Sickboy49 to go a bit farther with the distributor reclocking: with points the base timing can be set accurately with the engine off. My preferred method.
First rotate the engine until the damper pointer is pointing to your desired base timing mark. This will be to the left of the TDC point looking down at it from the front. (be sure it's the compression cycle of #1). Once you have the body of the distributor near where you want it, take a 12v test light and attach the clip to ground. Turn the key on to put power to the ignition. Put the testlight probe on the negative coil post. If the test light is off, the points are closed. Now slowly rotate the distributor in the opposite direction of rotor rotation. (Example, the big6 rotates clockwise, so would move the distributor body ccw.) The moment the test light comes on, stop. That is the point of ignition. Lock the dist. down there. Now verify which cap tower the rotor is pointing to, that's now #1.
This static setting will be within a degree of where you had the damper lined up when you look at it with a timing light running. If the T light shows it more advanced than where you set it static, then the centrifugal system is suspect.
 
Sickboy49 to go a bit farther with the distributor reclocking: with points the base timing can be set accurately with the engine off. My preferred method.
First rotate the engine until the damper pointer is pointing to your desired base timing mark. This will be to the left of the TDC point looking down at it from the front. (be sure it's the compression cycle of #1). Once you have the body of the distributor near where you want it, take a 12v test light and attach the clip to ground. Turn the key on to put power to the ignition. Put the testlight probe on the negative coil post. If the test light is off, the points are closed.
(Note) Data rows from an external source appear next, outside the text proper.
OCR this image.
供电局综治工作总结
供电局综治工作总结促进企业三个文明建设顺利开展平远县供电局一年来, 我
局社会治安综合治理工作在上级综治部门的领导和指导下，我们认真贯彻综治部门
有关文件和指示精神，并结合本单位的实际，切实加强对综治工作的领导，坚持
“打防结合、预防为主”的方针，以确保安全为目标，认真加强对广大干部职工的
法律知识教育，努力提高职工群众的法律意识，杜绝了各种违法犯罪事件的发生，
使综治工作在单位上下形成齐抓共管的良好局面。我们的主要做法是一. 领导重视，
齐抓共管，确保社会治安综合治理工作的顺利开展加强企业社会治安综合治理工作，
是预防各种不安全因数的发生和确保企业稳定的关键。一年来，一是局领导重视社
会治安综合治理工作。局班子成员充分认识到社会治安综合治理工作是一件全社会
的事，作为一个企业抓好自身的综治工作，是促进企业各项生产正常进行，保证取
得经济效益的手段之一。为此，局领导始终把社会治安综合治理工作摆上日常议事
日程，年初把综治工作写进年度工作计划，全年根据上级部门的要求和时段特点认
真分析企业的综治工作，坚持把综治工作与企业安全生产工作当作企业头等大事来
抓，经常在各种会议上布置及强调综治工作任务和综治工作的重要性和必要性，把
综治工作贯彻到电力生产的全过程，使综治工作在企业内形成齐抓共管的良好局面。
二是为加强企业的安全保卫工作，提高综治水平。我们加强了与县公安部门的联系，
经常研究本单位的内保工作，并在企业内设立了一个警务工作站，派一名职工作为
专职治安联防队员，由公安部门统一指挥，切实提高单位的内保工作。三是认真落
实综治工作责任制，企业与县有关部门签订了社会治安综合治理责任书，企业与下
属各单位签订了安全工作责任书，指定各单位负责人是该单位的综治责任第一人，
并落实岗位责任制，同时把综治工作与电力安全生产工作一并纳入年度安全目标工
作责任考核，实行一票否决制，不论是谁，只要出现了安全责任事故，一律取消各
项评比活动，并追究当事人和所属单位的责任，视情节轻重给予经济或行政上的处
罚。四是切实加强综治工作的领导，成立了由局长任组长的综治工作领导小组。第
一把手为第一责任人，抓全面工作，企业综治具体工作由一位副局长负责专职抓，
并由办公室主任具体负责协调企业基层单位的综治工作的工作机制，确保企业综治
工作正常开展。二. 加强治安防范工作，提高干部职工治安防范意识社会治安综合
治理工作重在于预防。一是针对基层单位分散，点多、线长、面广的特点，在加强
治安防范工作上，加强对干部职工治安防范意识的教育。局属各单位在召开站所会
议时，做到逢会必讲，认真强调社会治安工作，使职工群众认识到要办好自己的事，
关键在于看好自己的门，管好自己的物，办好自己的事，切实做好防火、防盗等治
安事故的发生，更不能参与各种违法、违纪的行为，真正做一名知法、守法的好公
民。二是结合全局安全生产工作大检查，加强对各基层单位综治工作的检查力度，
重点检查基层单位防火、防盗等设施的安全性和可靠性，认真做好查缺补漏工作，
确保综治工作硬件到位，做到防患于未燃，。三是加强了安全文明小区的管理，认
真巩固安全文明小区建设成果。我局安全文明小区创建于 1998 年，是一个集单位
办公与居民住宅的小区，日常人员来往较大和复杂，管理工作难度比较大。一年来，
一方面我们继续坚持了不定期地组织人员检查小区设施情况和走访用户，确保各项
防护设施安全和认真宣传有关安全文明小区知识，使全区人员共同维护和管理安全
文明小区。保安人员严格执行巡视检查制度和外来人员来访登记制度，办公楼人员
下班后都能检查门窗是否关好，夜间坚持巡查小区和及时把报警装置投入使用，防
Now slowly rotate the distributor in the opposite direction of rotor rotation. (Example, the big6 rotates clockwise, so would move the distributor body ccw.) The moment the test light comes on, stop. That is the point of ignition. Lock the dist. down there. Now verify which cap tower the rotor is pointing to, that's now #1.
This static setting will be within a degree of where you had the damper lined up when you look at it with a timing light running. If the T light shows it more advanced than where you set it static, then the centrifugal system is suspect.
Thank you Frank. I will let you know how it goes this weekend.
 
The engine is up and running now. I created a check list from all of your comments. I was 180 degrees off. She runs like a champ now. 14 degrees without the vacuum line connected, and 22 degrees with the vacuum line connected. I still have to do some fine tuning tweaks to the carb which may affect timing, but I will keep you all posted. Thank you all for your help!